Every morning, the swarms of New York commuters inspire.
I always boxed men as having it easy in terms of how to dress, but male outfits are much more nuanced than I ever imagined. Besides the different kinds of patterns, buttons, jackets, materials, cuts, belts, buttons, there’s also the matter of shoes, socks, ties, and facial hair. Take plaid, for example; I had no idea plaid could mean so many different styles. On my daily commute, I’ve seen thin and thick stripes, white and pastels, complimentary colors, and clashing colors. Shirt and slacks are far from a dictated uniform.
It does seem that women are sometimes enclosed into their own uniform: the “Hillary Clinton pants” with a button down blouse and some sensible flats. But more often than not, textures, colors, shoe heels, hair, and nails all are unique. Just this morning, I saw four different white blouses - all made of different materials (lace, silk, a thick cotton, and a thin cotton), with different sleeve lengths and necklines. This doesn’t include the cute white eyelet lace dress that was on 9th to 23rd, or the loose draped dress that walked a block next to me after I got out of the station. I’ve seen so many different shoes that it could be an article in itself. Throw in the added twist of carrying “work shoes” in purses and the number of pieces to consider doubles.

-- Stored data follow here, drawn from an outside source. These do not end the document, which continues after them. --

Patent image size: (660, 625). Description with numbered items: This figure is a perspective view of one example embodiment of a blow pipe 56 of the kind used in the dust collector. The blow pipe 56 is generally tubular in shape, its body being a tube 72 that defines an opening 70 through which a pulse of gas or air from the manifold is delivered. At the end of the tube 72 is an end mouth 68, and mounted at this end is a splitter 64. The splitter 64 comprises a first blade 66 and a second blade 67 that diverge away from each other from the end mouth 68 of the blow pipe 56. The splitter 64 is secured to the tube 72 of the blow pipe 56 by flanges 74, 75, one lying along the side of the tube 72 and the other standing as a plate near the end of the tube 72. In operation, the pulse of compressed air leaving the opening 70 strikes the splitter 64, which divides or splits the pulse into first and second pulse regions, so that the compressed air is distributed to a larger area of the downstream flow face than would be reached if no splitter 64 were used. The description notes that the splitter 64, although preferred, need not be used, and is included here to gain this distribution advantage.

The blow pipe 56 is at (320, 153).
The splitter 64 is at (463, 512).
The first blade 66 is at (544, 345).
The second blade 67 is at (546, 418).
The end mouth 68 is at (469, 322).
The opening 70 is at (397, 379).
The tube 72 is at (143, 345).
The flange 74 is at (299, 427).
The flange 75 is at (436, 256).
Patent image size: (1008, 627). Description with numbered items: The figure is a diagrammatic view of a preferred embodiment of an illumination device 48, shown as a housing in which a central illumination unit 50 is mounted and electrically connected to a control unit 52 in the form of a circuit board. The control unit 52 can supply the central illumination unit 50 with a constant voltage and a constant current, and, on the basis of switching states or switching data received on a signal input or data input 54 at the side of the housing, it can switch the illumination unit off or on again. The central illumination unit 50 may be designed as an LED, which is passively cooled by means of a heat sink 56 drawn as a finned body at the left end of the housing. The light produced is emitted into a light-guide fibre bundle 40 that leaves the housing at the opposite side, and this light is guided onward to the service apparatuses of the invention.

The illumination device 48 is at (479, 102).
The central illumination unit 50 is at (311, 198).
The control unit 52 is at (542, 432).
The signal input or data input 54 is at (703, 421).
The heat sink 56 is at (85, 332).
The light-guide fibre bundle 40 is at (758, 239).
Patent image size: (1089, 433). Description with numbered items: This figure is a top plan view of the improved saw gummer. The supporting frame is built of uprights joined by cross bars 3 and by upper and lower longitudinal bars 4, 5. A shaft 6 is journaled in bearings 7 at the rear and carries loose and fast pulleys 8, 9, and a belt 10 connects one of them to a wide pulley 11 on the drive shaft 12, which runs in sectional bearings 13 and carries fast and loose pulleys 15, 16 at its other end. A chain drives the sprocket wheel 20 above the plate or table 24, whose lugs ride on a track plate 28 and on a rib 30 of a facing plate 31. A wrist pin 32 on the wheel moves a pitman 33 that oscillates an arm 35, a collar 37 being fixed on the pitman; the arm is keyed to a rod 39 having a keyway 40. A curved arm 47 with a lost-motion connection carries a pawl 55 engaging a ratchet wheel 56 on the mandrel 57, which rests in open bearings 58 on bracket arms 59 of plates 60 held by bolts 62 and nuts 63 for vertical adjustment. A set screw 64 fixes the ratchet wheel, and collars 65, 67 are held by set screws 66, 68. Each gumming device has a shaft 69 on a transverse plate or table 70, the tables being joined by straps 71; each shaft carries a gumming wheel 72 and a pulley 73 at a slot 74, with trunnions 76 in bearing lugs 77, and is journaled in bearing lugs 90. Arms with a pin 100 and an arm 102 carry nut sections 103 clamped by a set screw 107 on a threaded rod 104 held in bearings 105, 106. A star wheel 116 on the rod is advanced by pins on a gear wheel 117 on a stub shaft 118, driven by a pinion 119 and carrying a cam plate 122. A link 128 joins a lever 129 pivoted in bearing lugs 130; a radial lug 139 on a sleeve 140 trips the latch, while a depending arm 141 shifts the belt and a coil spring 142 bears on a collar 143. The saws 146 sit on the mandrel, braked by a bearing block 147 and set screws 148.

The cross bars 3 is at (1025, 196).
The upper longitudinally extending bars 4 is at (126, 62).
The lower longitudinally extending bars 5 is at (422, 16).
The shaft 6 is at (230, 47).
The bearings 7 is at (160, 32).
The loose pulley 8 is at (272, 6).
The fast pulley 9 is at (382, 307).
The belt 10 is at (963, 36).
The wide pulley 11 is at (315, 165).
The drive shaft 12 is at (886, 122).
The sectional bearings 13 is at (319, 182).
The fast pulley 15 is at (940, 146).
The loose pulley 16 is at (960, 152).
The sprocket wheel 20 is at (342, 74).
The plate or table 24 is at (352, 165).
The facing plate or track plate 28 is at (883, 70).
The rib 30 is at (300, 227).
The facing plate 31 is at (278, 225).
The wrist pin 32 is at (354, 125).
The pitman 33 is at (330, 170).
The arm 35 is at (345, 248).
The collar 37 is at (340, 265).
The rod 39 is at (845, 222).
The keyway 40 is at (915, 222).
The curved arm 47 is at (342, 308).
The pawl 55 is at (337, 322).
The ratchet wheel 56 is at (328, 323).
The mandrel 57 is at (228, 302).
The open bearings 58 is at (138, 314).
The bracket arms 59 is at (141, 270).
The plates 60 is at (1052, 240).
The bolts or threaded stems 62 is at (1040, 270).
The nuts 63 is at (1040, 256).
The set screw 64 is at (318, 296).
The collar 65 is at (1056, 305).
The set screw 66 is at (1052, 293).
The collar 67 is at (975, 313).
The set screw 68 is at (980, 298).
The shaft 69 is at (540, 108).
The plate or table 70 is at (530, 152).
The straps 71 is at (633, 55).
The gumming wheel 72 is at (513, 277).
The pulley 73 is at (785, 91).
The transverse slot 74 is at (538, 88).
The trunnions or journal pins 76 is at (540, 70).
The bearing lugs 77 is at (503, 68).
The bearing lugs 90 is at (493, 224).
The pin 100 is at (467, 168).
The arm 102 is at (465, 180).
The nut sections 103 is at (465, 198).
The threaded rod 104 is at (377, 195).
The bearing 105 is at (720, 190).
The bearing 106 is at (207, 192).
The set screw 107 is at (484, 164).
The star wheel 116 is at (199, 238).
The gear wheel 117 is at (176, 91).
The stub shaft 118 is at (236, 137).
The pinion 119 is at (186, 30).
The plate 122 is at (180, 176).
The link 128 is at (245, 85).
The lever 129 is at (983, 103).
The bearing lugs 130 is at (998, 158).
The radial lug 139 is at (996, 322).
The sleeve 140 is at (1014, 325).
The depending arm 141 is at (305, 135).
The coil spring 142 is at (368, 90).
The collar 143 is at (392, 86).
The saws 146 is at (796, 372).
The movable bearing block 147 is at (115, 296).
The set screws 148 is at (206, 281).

Learning from observation, I’ve come across a few fundamental lessons since I can’t wear the same shorts and t-shirt every day of the week (the ultimate outfit at school or at home). I have to accommodate the sweaty walking, freezing office, and whatever other activities that may happen after work. Dresses, something I strenuously avoided ten years ago, have become a godsend. Jewelry is more often than not defines an outfit. Closed-toe shoes have never been more preferable.
As easy as it is to get lost in the protective bubble of my phone, it’s also incredible to watch the catwalk right next to me in the train, at the station, or on the street.